Police officer accuses senator of lying after men’s room arrest

? The officer who arrested Sen. Larry Craig in a police undercover operation at an airport men’s room accused the senator of lying to him during an interrogation afterward, according to an audiotape of the arrest.

On the tape, released Thursday by the Minneapolis Airport Police, the Idaho Republican in turn accuses the officer of soliciting him for sex.

“I’m not gay. I don’t do these kinds of things,” Craig told Sgt. Dave Karsnia minutes after the two men met in a men’s room at the airport on June 11.

The two men disagreed about virtually everything that had occurred minutes earlier, including whether there was a piece of paper on the floor of the stall and the meaning of the senator’s hand gestures.
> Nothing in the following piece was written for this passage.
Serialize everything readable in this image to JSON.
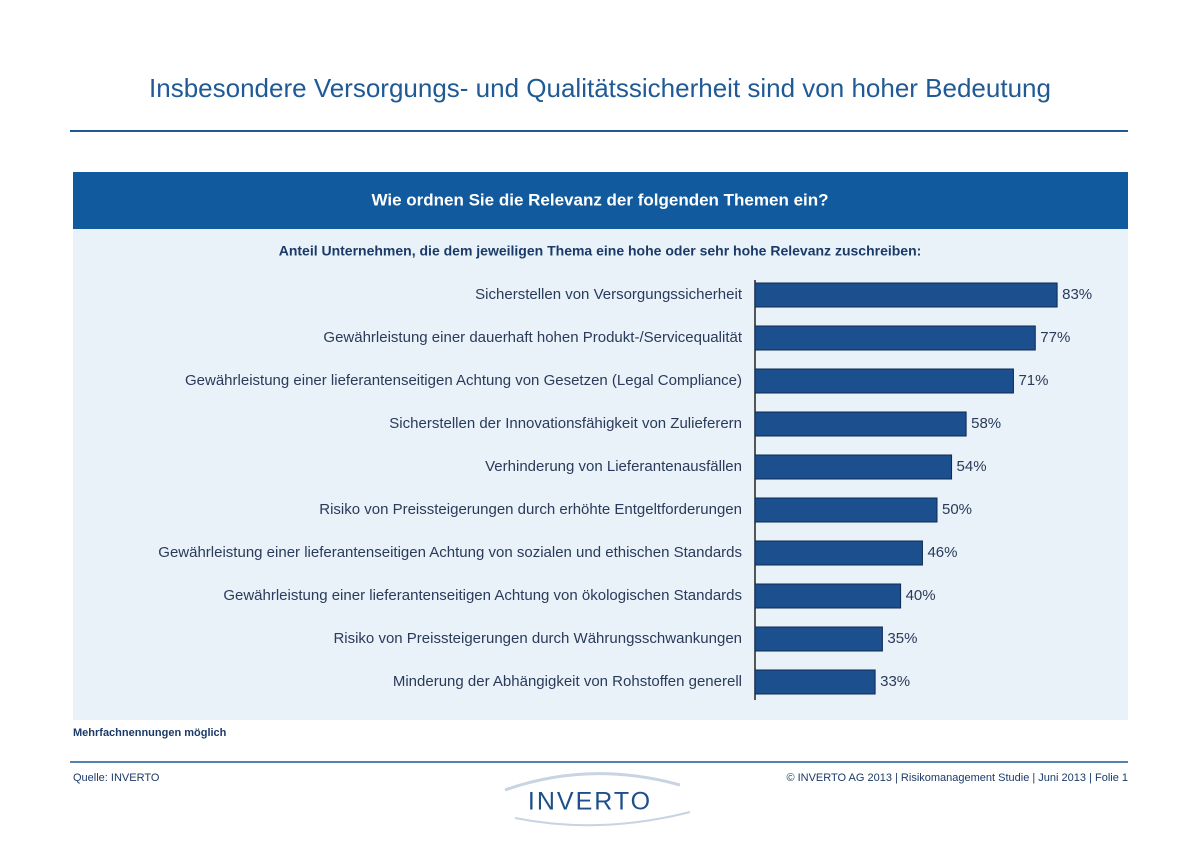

At no time did Craig admit doing anything wrong, although weeks later he pleaded guilty to a reduced misdemeanor charge of disorderly conduct.

“You’re not being truthful with me,” Karsnia told Craig during the interrogation. “I’m kind of disappointed in you, senator.”
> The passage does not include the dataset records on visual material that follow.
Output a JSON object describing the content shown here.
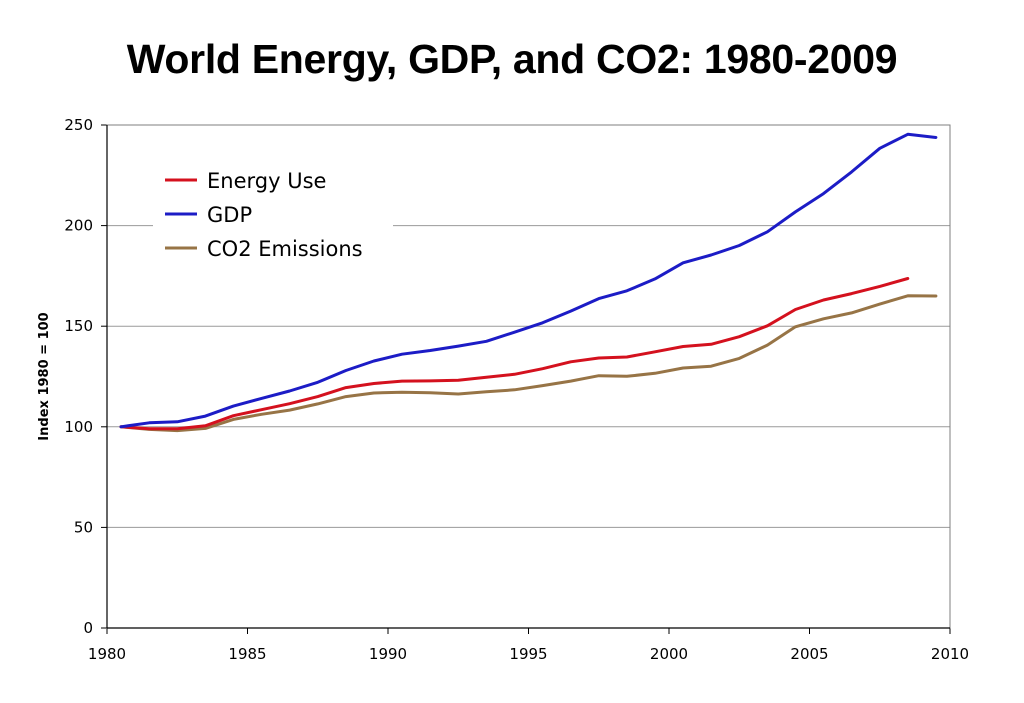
{
  "chart_data": {
    "type": "line",
    "title": "World Energy, GDP, and CO2: 1980-2009",
    "xlabel": "",
    "ylabel": "Index 1980 = 100",
    "xlim": [
      1980,
      2010
    ],
    "ylim": [
      0,
      250
    ],
    "x_ticks": [
      1980,
      1985,
      1990,
      1995,
      2000,
      2005,
      2010
    ],
    "y_ticks": [
      0,
      50,
      100,
      150,
      200,
      250
    ],
    "grid": "horizontal",
    "legend_position": "top-left",
    "series": [
      {
        "name": "Energy Use",
        "color": "#d4111e",
        "x": [
          1980,
          1981,
          1982,
          1983,
          1984,
          1985,
          1986,
          1987,
          1988,
          1989,
          1990,
          1991,
          1992,
          1993,
          1994,
          1995,
          1996,
          1997,
          1998,
          1999,
          2000,
          2001,
          2002,
          2003,
          2004,
          2005,
          2006,
          2007,
          2008
        ],
        "values": [
          100,
          99,
          99,
          100.5,
          105.5,
          108.5,
          111.5,
          115,
          119.5,
          121.5,
          122.7,
          122.8,
          123.1,
          124.6,
          126.1,
          128.9,
          132.3,
          134.2,
          134.7,
          137.3,
          139.9,
          141,
          144.8,
          150.2,
          158.3,
          163,
          166.2,
          169.8,
          173.7
        ]
      },
      {
        "name": "GDP",
        "color": "#1c1cc6",
        "x": [
          1980,
          1981,
          1982,
          1983,
          1984,
          1985,
          1986,
          1987,
          1988,
          1989,
          1990,
          1991,
          1992,
          1993,
          1994,
          1995,
          1996,
          1997,
          1998,
          1999,
          2000,
          2001,
          2002,
          2003,
          2004,
          2005,
          2006,
          2007,
          2008,
          2009
        ],
        "values": [
          100,
          102,
          102.5,
          105.3,
          110.3,
          114.1,
          117.8,
          122.1,
          128,
          132.7,
          136.1,
          137.9,
          140.1,
          142.5,
          147,
          151.7,
          157.5,
          163.7,
          167.6,
          173.5,
          181.5,
          185.4,
          190.1,
          196.9,
          206.8,
          215.9,
          226.7,
          238.4,
          245.4,
          243.8
        ]
      },
      {
        "name": "CO2 Emissions",
        "color": "#977446",
        "x": [
          1980,
          1981,
          1982,
          1983,
          1984,
          1985,
          1986,
          1987,
          1988,
          1989,
          1990,
          1991,
          1992,
          1993,
          1994,
          1995,
          1996,
          1997,
          1998,
          1999,
          2000,
          2001,
          2002,
          2003,
          2004,
          2005,
          2006,
          2007,
          2008,
          2009
        ],
        "values": [
          100,
          98.7,
          98.1,
          99.2,
          103.7,
          106.2,
          108.3,
          111.4,
          115,
          116.8,
          117.2,
          116.9,
          116.3,
          117.4,
          118.4,
          120.5,
          122.7,
          125.4,
          125.1,
          126.6,
          129.2,
          130.1,
          134,
          140.6,
          149.7,
          153.7,
          156.6,
          161,
          165.1,
          165
        ]
      }
    ]
  }
}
Meanwhile, more of Craig’s Republican colleagues moved away from him Thursday in the wake of his guilty plea earlier this month to a reduced charge of disorderly conduct in the undercover police operation aimed at sex solicitors.

Sen. John Ensign of Nevada, chairman of the GOP’s senatorial campaign committee, stopped short of calling on Craig to resign but suggested strongly that he should.

Sens. Norm Coleman, R-Minn., and Susan Collins, R-Maine, each turned over to charity $2,500 in campaign donations they had received from Craig’s political action committee. Coleman and Collins both face potentially tough races for re-election next year.

Coleman and several other Republicans – including Sen. John McCain, R-Ariz. – have called for Craig to resign his seat in the Senate. Craig already has agreed to a request by Republican leaders to give up his ranking status on the Veterans Affairs Committee and Appropriations subcommittees.

GOP Senate leaders said they did not act lightly in asking Craig to give up his leadership posts temporarily. But they said their decision was “in the best interest of the Senate until this situation is resolved by the ethics committee,” of which Sen. Pat Roberts, R-Kan., is a member.

On the tape, Craig and the arresting officer can be heard arguing over what happened in adjoining stalls of the men’s room minutes earlier. Craig acknowledges that the men’s feet bumped but says nothing improper happened.

“Did we bump? Yes, I think we did. You said so. I don’t disagree with that,” Craig said.

But Craig disputes the officer’s account that he swept his hand under the stall next to him in an apparent effort to advance the encounter. They even disagree whether Craig used his right hand or his left hand.

Craig said he was merely trying to pick up a piece of paper – an account the officer disputes; he said there was no piece of paper.

Karsnia said in a police report that he recognized Craig’s hand gesture as a signal aimed at initiating sex.

Karsnia, 29, has arrested at least a dozen men in the airport’s bathroom for sending signals he believed were aimed at initiating sex.